Hysteresis, lasting effects on law departments from the economic crash. The Economist, Vol. 393, Oct. 3, 2009 at 13, explains ”hysteresis,” a term taken from physics and adopted by economists to describe how unemployment may suffer lasting effects from drops in demand. Perhaps lawyers, in turn, should adopt the term to describe how the current pursuit by general counsel of cost reductions and new ways of doing business may permanently dampen demand for services as they have been traditionally rendered by large law firms.
Grace period for law firms to contest write-offs by the law department. Some general counsel may wish to include a provision like this in their outside counsel guidelines. “The firm must raise any question it may have about a write-down within 60 days of notification of the write-down or waive its rights to contest the write-down” (See my post of March 8, 2009: write offs and bill reductions with 8 references and one metapost.).
“Integrated management philosophies” – big thoughts for big thinkers. I read that “Like many administrative innovations, TQM represents an integrated management philosophy rather than a clearly defined technology or set of techniques.” Aha, that heavy-duty term, “integrated management philosophy” probably also applies to Six Sigma, benchmarking, change management, and strategic planning. As described in Admin. Sciences Quarterly, June 1997 at 370, each of those clusters of techniques expresses a set of beliefs and values – a philosophy or world view – about how to get the most from people and resources.

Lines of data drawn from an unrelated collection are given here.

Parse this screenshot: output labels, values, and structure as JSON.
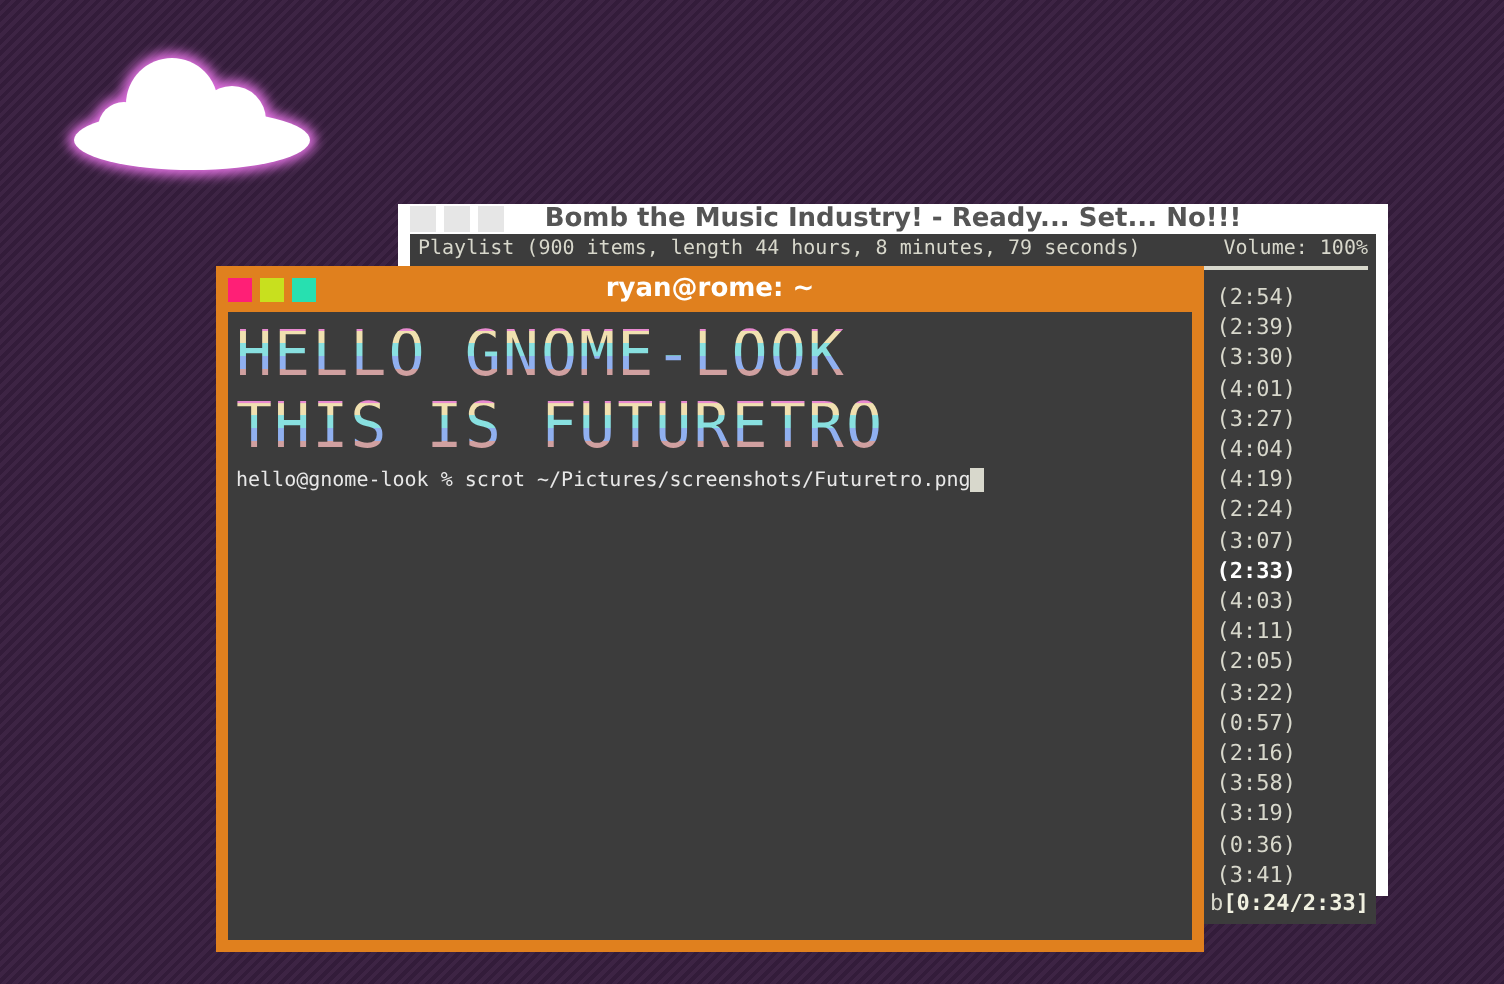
{
  "music_window": {
    "title": "Bomb the Music Industry! - Ready... Set... No!!!",
    "header": "Playlist (900 items, length 44 hours, 8 minutes, 79 seconds)",
    "volume": "Volume: 100%",
    "tracks": [
      {
        "duration": "(2:54)",
        "selected": false
      },
      {
        "duration": "(2:39)",
        "selected": false
      },
      {
        "duration": "(3:30)",
        "selected": false
      },
      {
        "duration": "(4:01)",
        "selected": false
      },
      {
        "duration": "(3:27)",
        "selected": false
      },
      {
        "duration": "(4:04)",
        "selected": false
      },
      {
        "duration": "(4:19)",
        "selected": false
      },
      {
        "duration": "(2:24)",
        "selected": false
      },
      {
        "duration": "(3:07)",
        "selected": false
      },
      {
        "duration": "(2:33)",
        "selected": true
      },
      {
        "duration": "(4:03)",
        "selected": false
      },
      {
        "duration": "(4:11)",
        "selected": false
      },
      {
        "duration": "(2:05)",
        "selected": false
      },
      {
        "duration": "(3:22)",
        "selected": false
      },
      {
        "duration": "(0:57)",
        "selected": false
      },
      {
        "duration": "(2:16)",
        "selected": false
      },
      {
        "duration": "(3:58)",
        "selected": false
      },
      {
        "duration": "(3:19)",
        "selected": false
      },
      {
        "duration": "(0:36)",
        "selected": false
      },
      {
        "duration": "(3:41)",
        "selected": false
      }
    ],
    "status_left": "b",
    "progress": "[0:24/2:33]"
  },
  "terminal": {
    "title": "ryan@rome: ~",
    "banner": [
      "HELLO GNOME-LOOK",
      "THIS IS FUTURETRO"
    ],
    "prompt": "hello@gnome-look % scrot ~/Pictures/screenshots/Futuretro.png"
  }
}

Considerations regarding empowering outside counsel to settle cases. A complicated topic is the authorities outside counsel have to negotiate and settle a lawsuit. I have no standing to comment, but it does seem that preferred counsel should have some measure of authority to speak with the other side and reach an agreement, a distinct advantage during negotiations and in the courtroom (See my post of Dec. 17, 2008: settlements with 26 references cited.).